A Ten Pound Bag - Cover

A Ten Pound Bag

Copyright© 2020 by Emmeran

Chapter 175: Long Shot

Editor: nnpdad 21

Scratchy and itchy. That always goes well when mixed with hot and humid.

I laid in the long grass at the crest of a small hillock, and it was scratchy and itchy laying there in the grass. Lunch and my two favorite mules were picketed just below me and out of sight. I’d ridden one of the mules out here to keep Lunch fresh and ready to run; when the buffalo broke I’d need all of Lunch’s speed and stamina to complete the hunt. It wasn’t a true hill or anything, but it was a large enough roll in the land to hide the horses and give me a good line of sight.

I was the lucky one: I had the long ranged rifle from the future and I was going to start the shooting from six hundred yards out. Everyone else had to sneak up much closer and stay under cover until I gave the signal. The hope was that I could take multiple young bulls before the herd realized what was happening. At that range, there was a good chance that the herd wouldn’t realize what was happening for quite a bit and wouldn’t be spooked.

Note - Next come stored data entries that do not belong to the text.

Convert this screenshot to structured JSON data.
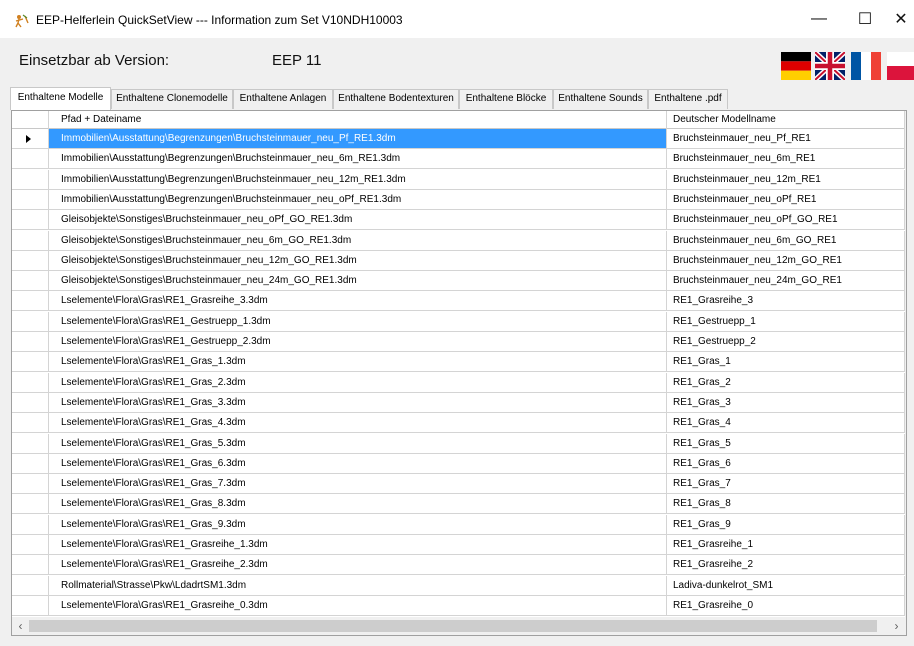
{
  "window": {
    "title": "EEP-Helferlein QuickSetView --- Information zum Set V10NDH10003",
    "minimize_glyph": "—",
    "maximize_glyph": "☐",
    "close_glyph": "✕"
  },
  "header": {
    "version_label": "Einsetzbar ab Version:",
    "version_value": "EEP 11"
  },
  "flags": [
    "flag-de-icon",
    "flag-gb-icon",
    "flag-fr-icon",
    "flag-pl-icon"
  ],
  "tabs": [
    {
      "label": "Enthaltene Modelle",
      "active": true
    },
    {
      "label": "Enthaltene Clonemodelle",
      "active": false
    },
    {
      "label": "Enthaltene Anlagen",
      "active": false
    },
    {
      "label": "Enthaltene Bodentexturen",
      "active": false
    },
    {
      "label": "Enthaltene Blöcke",
      "active": false
    },
    {
      "label": "Enthaltene Sounds",
      "active": false
    },
    {
      "label": "Enthaltene .pdf",
      "active": false
    }
  ],
  "grid": {
    "columns": [
      "Pfad + Dateiname",
      "Deutscher Modellname"
    ],
    "selected_row": 0,
    "rows": [
      [
        "Immobilien\\Ausstattung\\Begrenzungen\\Bruchsteinmauer_neu_Pf_RE1.3dm",
        "Bruchsteinmauer_neu_Pf_RE1"
      ],
      [
        "Immobilien\\Ausstattung\\Begrenzungen\\Bruchsteinmauer_neu_6m_RE1.3dm",
        "Bruchsteinmauer_neu_6m_RE1"
      ],
      [
        "Immobilien\\Ausstattung\\Begrenzungen\\Bruchsteinmauer_neu_12m_RE1.3dm",
        "Bruchsteinmauer_neu_12m_RE1"
      ],
      [
        "Immobilien\\Ausstattung\\Begrenzungen\\Bruchsteinmauer_neu_oPf_RE1.3dm",
        "Bruchsteinmauer_neu_oPf_RE1"
      ],
      [
        "Gleisobjekte\\Sonstiges\\Bruchsteinmauer_neu_oPf_GO_RE1.3dm",
        "Bruchsteinmauer_neu_oPf_GO_RE1"
      ],
      [
        "Gleisobjekte\\Sonstiges\\Bruchsteinmauer_neu_6m_GO_RE1.3dm",
        "Bruchsteinmauer_neu_6m_GO_RE1"
      ],
      [
        "Gleisobjekte\\Sonstiges\\Bruchsteinmauer_neu_12m_GO_RE1.3dm",
        "Bruchsteinmauer_neu_12m_GO_RE1"
      ],
      [
        "Gleisobjekte\\Sonstiges\\Bruchsteinmauer_neu_24m_GO_RE1.3dm",
        "Bruchsteinmauer_neu_24m_GO_RE1"
      ],
      [
        "Lselemente\\Flora\\Gras\\RE1_Grasreihe_3.3dm",
        "RE1_Grasreihe_3"
      ],
      [
        "Lselemente\\Flora\\Gras\\RE1_Gestruepp_1.3dm",
        "RE1_Gestruepp_1"
      ],
      [
        "Lselemente\\Flora\\Gras\\RE1_Gestruepp_2.3dm",
        "RE1_Gestruepp_2"
      ],
      [
        "Lselemente\\Flora\\Gras\\RE1_Gras_1.3dm",
        "RE1_Gras_1"
      ],
      [
        "Lselemente\\Flora\\Gras\\RE1_Gras_2.3dm",
        "RE1_Gras_2"
      ],
      [
        "Lselemente\\Flora\\Gras\\RE1_Gras_3.3dm",
        "RE1_Gras_3"
      ],
      [
        "Lselemente\\Flora\\Gras\\RE1_Gras_4.3dm",
        "RE1_Gras_4"
      ],
      [
        "Lselemente\\Flora\\Gras\\RE1_Gras_5.3dm",
        "RE1_Gras_5"
      ],
      [
        "Lselemente\\Flora\\Gras\\RE1_Gras_6.3dm",
        "RE1_Gras_6"
      ],
      [
        "Lselemente\\Flora\\Gras\\RE1_Gras_7.3dm",
        "RE1_Gras_7"
      ],
      [
        "Lselemente\\Flora\\Gras\\RE1_Gras_8.3dm",
        "RE1_Gras_8"
      ],
      [
        "Lselemente\\Flora\\Gras\\RE1_Gras_9.3dm",
        "RE1_Gras_9"
      ],
      [
        "Lselemente\\Flora\\Gras\\RE1_Grasreihe_1.3dm",
        "RE1_Grasreihe_1"
      ],
      [
        "Lselemente\\Flora\\Gras\\RE1_Grasreihe_2.3dm",
        "RE1_Grasreihe_2"
      ],
      [
        "Rollmaterial\\Strasse\\Pkw\\LdadrtSM1.3dm",
        "Ladiva-dunkelrot_SM1"
      ],
      [
        "Lselemente\\Flora\\Gras\\RE1_Grasreihe_0.3dm",
        "RE1_Grasreihe_0"
      ]
    ]
  },
  "scrollbars": {
    "up": "▲",
    "down": "▼",
    "left": "‹",
    "right": "›"
  }
}
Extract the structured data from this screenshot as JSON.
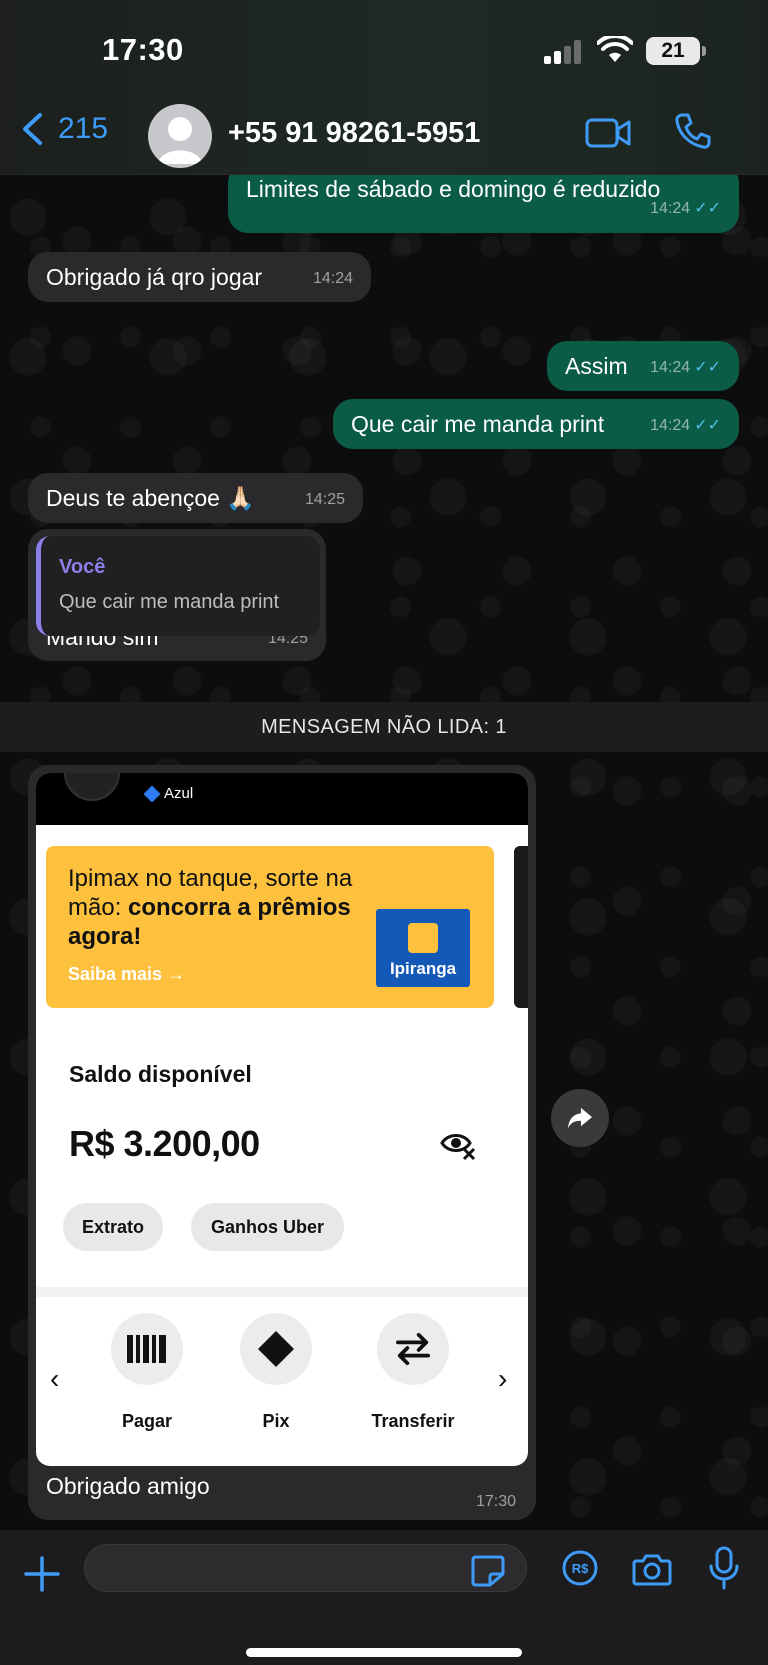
{
  "status_bar": {
    "time": "17:30",
    "battery": "21"
  },
  "header": {
    "back_count": "215",
    "contact": "+55 91 98261-5951"
  },
  "messages": [
    {
      "dir": "out",
      "text": "Limites de sábado e domingo é reduzido",
      "time": "14:24"
    },
    {
      "dir": "in",
      "text": "Obrigado já qro jogar",
      "time": "14:24"
    },
    {
      "dir": "out",
      "text": "Assim",
      "time": "14:24"
    },
    {
      "dir": "out",
      "text": "Que cair me manda print",
      "time": "14:24"
    },
    {
      "dir": "in",
      "text": "Deus te abençoe 🙏🏻",
      "time": "14:25"
    },
    {
      "dir": "in",
      "text": "Mando sim",
      "time": "14:25",
      "quote_author": "Você",
      "quote_text": "Que cair me manda print"
    }
  ],
  "unread_divider": "MENSAGEM NÃO LIDA: 1",
  "image_message": {
    "plan": "Azul",
    "promo_line1": "Ipimax no tanque, sorte na mão:",
    "promo_line2": "concorra a prêmios agora!",
    "promo_link": "Saiba mais →",
    "brand": "Ipiranga",
    "balance_label": "Saldo disponível",
    "balance_value": "R$ 3.200,00",
    "chip_extrato": "Extrato",
    "chip_uber": "Ganhos Uber",
    "actions": [
      "Pagar",
      "Pix",
      "Transferir"
    ],
    "arrow_left": "‹",
    "arrow_right": "›",
    "caption": "Obrigado amigo",
    "time": "17:30"
  },
  "input": {
    "placeholder": ""
  },
  "colors": {
    "accent": "#3e9bf7",
    "outgoing": "#0b5c47",
    "incoming": "#2a2a2c",
    "ticks": "#53bdeb",
    "quote": "#8b7fe8",
    "promo": "#fdc13e"
  }
}
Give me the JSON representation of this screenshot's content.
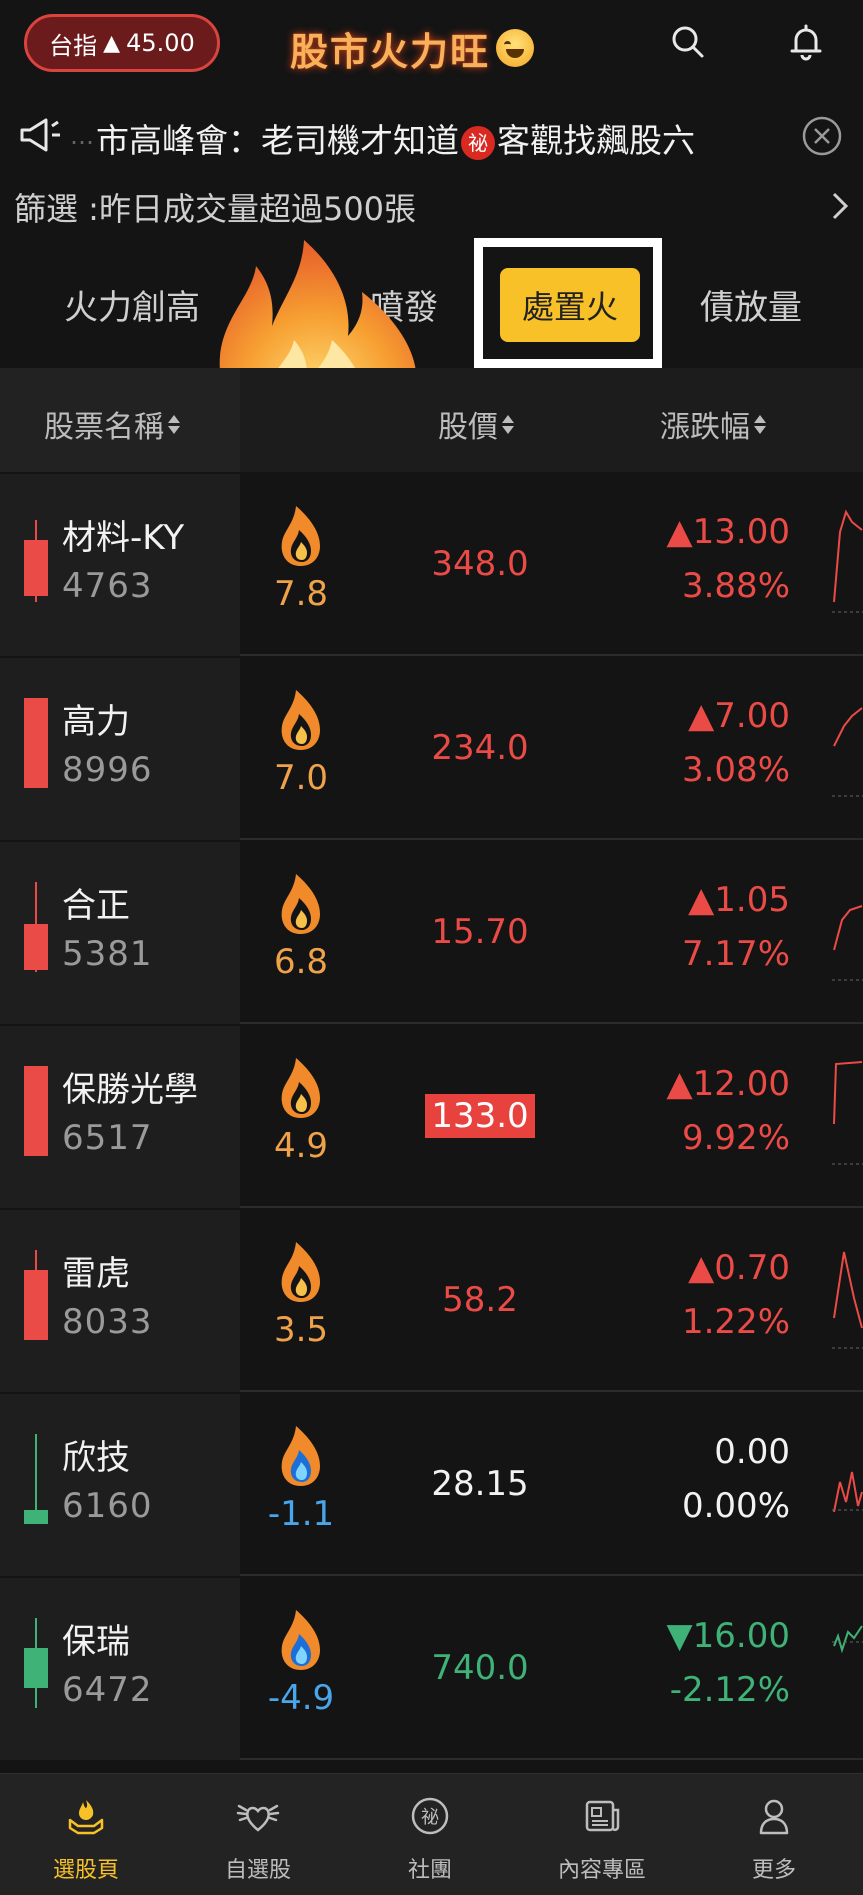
{
  "header": {
    "index_label": "台指",
    "index_arrow": "▲",
    "index_value": "45.00",
    "app_title": "股市火力旺"
  },
  "ticker": {
    "fade_char": "…",
    "text_a": "市高峰會：老司機才知道",
    "secret_badge": "祕",
    "text_b": "客觀找飆股六"
  },
  "filter": {
    "label": "篩選 :昨日成交量超過500張"
  },
  "tabs": [
    {
      "label": "火力創高"
    },
    {
      "label": "噴發"
    },
    {
      "label": "處置火",
      "active": true
    },
    {
      "label": "債放量"
    }
  ],
  "columns": {
    "name": "股票名稱",
    "price": "股價",
    "change": "漲跌幅"
  },
  "colors": {
    "up": "#ea4b47",
    "down": "#3fb277",
    "accent": "#f9c128"
  },
  "stocks": [
    {
      "name": "材料-KY",
      "code": "4763",
      "score": "7.8",
      "price": "348.0",
      "change": "▲13.00",
      "pct": "3.88%",
      "dir": "up",
      "flame": "fire-icon"
    },
    {
      "name": "高力",
      "code": "8996",
      "score": "7.0",
      "price": "234.0",
      "change": "▲7.00",
      "pct": "3.08%",
      "dir": "up",
      "flame": "fire-icon"
    },
    {
      "name": "合正",
      "code": "5381",
      "score": "6.8",
      "price": "15.70",
      "change": "▲1.05",
      "pct": "7.17%",
      "dir": "up",
      "flame": "fire-icon"
    },
    {
      "name": "保勝光學",
      "code": "6517",
      "score": "4.9",
      "price": "133.0",
      "change": "▲12.00",
      "pct": "9.92%",
      "dir": "up",
      "flame": "fire-icon",
      "limit_up": true
    },
    {
      "name": "雷虎",
      "code": "8033",
      "score": "3.5",
      "price": "58.2",
      "change": "▲0.70",
      "pct": "1.22%",
      "dir": "up",
      "flame": "fire-icon"
    },
    {
      "name": "欣技",
      "code": "6160",
      "score": "-1.1",
      "price": "28.15",
      "change": "0.00",
      "pct": "0.00%",
      "dir": "flat",
      "flame": "blue-fire-icon"
    },
    {
      "name": "保瑞",
      "code": "6472",
      "score": "-4.9",
      "price": "740.0",
      "change": "▼16.00",
      "pct": "-2.12%",
      "dir": "down",
      "flame": "blue-fire-icon"
    }
  ],
  "bottom_nav": [
    {
      "label": "選股頁",
      "icon": "hand-fire-icon",
      "active": true
    },
    {
      "label": "自選股",
      "icon": "winged-heart-icon"
    },
    {
      "label": "社團",
      "icon": "secret-circle-icon"
    },
    {
      "label": "內容專區",
      "icon": "newspaper-icon"
    },
    {
      "label": "更多",
      "icon": "person-icon"
    }
  ]
}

Pete was astonished when I showed him the range and accuracy of the AR-15. The Spencer was actually more powerful, but it was louder and slower. I could run through multiple targets in the same time that the Spencer might give you one or two. So I cracked off a few long range rounds for Pete, and once he’d gone down range to hear what it sounded like, it didn’t take him long to figure it all into his hunting plan; his practical intelligence was one of the things I liked best about him. I’d put a single round at that distance into a young beef bull we had decided to butcher, and that was enough to make him happy. It was decided that I could snipe at range until the herd reacted.

So we lay in wait.

We really didn’t want to take any cows if we didn’t have to. The sexual birth rate was roughly fifty-fifty and, since a single mature bull could service a hundred cows or more in a season, there were a lot of spare bulls for the harvesting. Pete had specified that we focus on the young bulls who were usually relegated to the outskirts of the herd to preserve the viability of the herd itself. One thing I did know was that you could safely snipe any herd without stampeding them, so long as each report was far enough away and was a quick kill shot. Unfortunately the AR-15 wasn’t up to making head shots on North America’s largest land mammal by weight; they had a skull on them that would stop everything but the heaviest of rounds. You had to make spine or heart shots, and that wasn’t necessarily easy.

Obviously, any animal which was merely wounded would run around and make a whole lot of noise to warn his herd mates. After that it would no longer become a turkey shoot but a live action stunt event for every creature involved. An angry bison, male or female, had no problem attacking a hunter and had killed plenty over the ages, so this wasn’t a place to make a mistake. Every single one of our hunters needed to be cognizant of the dangers involved; if a bison turned to engage you, running was your best option.